Kerr S M, Smith G L
Department of Pathology, University of Cambridge, UK.
Nucleic Acids Res. 1989 Nov 25;17(22):9039-50. doi: 10.1093/nar/17.22.9039.
Vaccinia virus gene SalF 15R potentially encodes a polypeptide of 63 kD which shares 30% amino acid identity with S. pombe and S. cerevisiae DNA ligases. DNA ligase proteins can be identified by incubation with alpha-(32P)ATP, resulting in the formation of a covalent DNA ligase-AMP adduct, an intermediate in the enzyme reaction. A novel radio-labelled polypeptide of approximately 61 kD appears in extracts from vaccinia virus infected cells after incubation with alpha-(32P)ATP. This protein is present throughout infection and is a DNA ligase as the radioactivity is discharged in the presence of either DNA substrate or pyrophosphate. DNA ligase assays show an increase in enzyme activity in cell extracts after vaccinia virus infection. A rabbit antiserum, raised against a bacterial fusion protein of beta-galactosidase and a portion of SalF 15R, immune-precipitates polypeptides of 61 and 54 kD from extracts of vaccinia virus-infected cells. This antiserum also immune-precipitates the novel DNA ligase-AMP adduct, thus proving that the observed DNA ligase is encoded by SalF 15R.

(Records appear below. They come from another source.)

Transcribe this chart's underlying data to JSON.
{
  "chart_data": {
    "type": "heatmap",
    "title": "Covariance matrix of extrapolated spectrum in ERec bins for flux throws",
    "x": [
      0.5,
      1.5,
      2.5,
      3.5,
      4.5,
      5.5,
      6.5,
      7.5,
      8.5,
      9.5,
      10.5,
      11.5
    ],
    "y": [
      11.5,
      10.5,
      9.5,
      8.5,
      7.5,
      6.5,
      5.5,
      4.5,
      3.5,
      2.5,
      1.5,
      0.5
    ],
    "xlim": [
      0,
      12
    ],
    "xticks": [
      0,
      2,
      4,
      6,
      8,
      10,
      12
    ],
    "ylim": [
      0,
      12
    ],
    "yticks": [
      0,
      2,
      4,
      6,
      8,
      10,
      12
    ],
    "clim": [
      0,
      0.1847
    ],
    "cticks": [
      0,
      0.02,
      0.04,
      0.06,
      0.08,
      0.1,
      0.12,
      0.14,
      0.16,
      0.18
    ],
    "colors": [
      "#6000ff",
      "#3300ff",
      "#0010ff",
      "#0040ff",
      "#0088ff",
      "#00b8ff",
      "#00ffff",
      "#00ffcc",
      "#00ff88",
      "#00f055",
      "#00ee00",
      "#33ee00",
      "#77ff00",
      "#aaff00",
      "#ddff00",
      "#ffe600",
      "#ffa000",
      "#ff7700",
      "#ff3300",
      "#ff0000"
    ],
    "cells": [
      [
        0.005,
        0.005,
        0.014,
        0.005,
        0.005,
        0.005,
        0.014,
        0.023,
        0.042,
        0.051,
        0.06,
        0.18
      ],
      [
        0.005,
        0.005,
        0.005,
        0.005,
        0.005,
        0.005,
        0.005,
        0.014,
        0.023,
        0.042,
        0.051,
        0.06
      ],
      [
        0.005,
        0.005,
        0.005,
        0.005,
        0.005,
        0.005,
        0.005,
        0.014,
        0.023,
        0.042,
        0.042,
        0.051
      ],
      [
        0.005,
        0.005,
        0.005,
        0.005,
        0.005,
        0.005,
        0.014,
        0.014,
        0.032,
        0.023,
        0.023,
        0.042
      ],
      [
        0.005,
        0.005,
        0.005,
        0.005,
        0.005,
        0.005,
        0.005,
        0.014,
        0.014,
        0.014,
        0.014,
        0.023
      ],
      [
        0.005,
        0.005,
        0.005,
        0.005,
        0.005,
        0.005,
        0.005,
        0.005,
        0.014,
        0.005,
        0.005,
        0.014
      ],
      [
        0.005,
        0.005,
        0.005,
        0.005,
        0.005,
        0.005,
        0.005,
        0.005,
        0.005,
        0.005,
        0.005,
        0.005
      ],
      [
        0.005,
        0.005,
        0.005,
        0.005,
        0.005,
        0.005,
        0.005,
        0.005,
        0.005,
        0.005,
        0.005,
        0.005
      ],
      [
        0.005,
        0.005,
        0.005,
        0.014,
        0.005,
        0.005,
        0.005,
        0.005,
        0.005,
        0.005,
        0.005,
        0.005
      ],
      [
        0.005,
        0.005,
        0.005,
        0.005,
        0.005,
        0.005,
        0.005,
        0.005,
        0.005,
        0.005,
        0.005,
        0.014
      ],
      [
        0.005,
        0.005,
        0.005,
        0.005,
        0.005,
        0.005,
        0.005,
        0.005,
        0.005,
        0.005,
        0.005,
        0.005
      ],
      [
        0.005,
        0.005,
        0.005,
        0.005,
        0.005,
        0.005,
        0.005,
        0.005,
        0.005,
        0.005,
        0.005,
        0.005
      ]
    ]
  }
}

痘苗病毒基因SalF 15R可能编码一种63 kD的多肽,该多肽与粟酒裂殖酵母和酿酒酵母的DNA连接酶具有30%的氨基酸同一性。DNA连接酶蛋白可通过与α-(32P)ATP孵育来鉴定,这会导致形成共价DNA连接酶-AMP加合物,这是酶反应中的一个中间体。在用α-(32P)ATP孵育后,在痘苗病毒感染细胞的提取物中出现了一种约61 kD的新型放射性标记多肽。这种蛋白质在整个感染过程中都存在,并且是一种DNA连接酶,因为在存在DNA底物或焦磷酸的情况下放射性会释放。DNA连接酶分析表明,痘苗病毒感染后细胞提取物中的酶活性增加。一种针对β-半乳糖苷酶和SalF 15R一部分的细菌融合蛋白产生的兔抗血清,从痘苗病毒感染细胞的提取物中免疫沉淀出61 kD和54 kD的多肽。这种抗血清还免疫沉淀新型DNA连接酶-AMP加合物,从而证明观察到的DNA连接酶是由SalF 15R编码的。